If you can’t tell from the trailer, John Dies at the End is one of those movies that’s completely unhinged—which is honestly why I think I liked it so much. And likely why I laughed almost all the way through the end (that reminds me, make sure you stay through the credits!).
It’s hard to describe the plot since it’s kind of all over the place, but in a nutshell: John and Dave are two friends who stumble onto a psychedelic drug called “soy sauce” (courtesy of a Jamaican named Robert Marley) that may or may not be alive.

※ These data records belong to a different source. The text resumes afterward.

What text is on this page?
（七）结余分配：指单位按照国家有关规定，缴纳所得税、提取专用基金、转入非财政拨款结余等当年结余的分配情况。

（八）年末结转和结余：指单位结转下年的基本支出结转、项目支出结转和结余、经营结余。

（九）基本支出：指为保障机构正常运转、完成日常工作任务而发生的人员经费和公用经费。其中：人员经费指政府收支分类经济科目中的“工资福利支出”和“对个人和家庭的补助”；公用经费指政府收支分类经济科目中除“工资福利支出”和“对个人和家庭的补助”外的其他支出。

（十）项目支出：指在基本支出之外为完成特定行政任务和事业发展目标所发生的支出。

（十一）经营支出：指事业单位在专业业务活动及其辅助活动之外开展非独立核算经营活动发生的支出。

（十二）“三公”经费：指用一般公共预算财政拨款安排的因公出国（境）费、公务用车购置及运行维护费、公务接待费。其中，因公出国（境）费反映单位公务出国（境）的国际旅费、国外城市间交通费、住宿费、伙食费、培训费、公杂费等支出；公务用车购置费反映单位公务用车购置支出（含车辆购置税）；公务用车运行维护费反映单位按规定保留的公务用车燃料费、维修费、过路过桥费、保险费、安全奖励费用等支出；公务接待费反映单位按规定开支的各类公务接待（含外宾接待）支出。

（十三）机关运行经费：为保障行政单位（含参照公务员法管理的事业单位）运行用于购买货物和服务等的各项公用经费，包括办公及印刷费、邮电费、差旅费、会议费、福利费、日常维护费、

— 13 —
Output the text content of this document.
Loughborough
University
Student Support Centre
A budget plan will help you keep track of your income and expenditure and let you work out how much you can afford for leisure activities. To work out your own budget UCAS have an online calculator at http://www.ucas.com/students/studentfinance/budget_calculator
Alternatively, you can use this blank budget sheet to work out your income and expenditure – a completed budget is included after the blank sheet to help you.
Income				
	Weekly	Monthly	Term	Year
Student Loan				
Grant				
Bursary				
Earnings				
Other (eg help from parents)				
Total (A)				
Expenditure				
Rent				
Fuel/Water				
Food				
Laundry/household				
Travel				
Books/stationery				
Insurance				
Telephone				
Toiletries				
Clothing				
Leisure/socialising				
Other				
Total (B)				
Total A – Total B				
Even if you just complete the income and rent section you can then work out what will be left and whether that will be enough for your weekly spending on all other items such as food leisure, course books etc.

While on the sauce, the boys have the ability to talk to the dead, travel between dimensions, and completely mess with their own timelines. At some point, they get recruited into fighting the forces of evil alongside a slick celebrity Doctor named Marconi (a Russian-accented, suited up Clancy Brown. Yay!).
Here’s a hint at what you’re in for: mustaches peeling off of faces and flying around like moths, evil creatures made entirely of meat, frozen coffee mugs that shoot bullets that turn into carnivorous flies (Phantasm reference!), dogs that can drive cars, and a bat made out of Bible pages. And after all that happens, THEN it gets weird.
Basically, this is a movie only Don Coscarelli could have made well. And he did! The excellent casting really sells it; lead Chase Williams as Dave could not be more perfect, Paul Giamatti rocks it as always, and every single minor character adds to the awesomeness (including a cameo by Tall Man Angus Scrimm).
This is going in the “keeper” column of movies I’ve seen for sure. It deserves more than one watch, as I’m sure I missed at least 100 or more neat things the first time around. You should definitely get to the Varsity to see before it’s gone.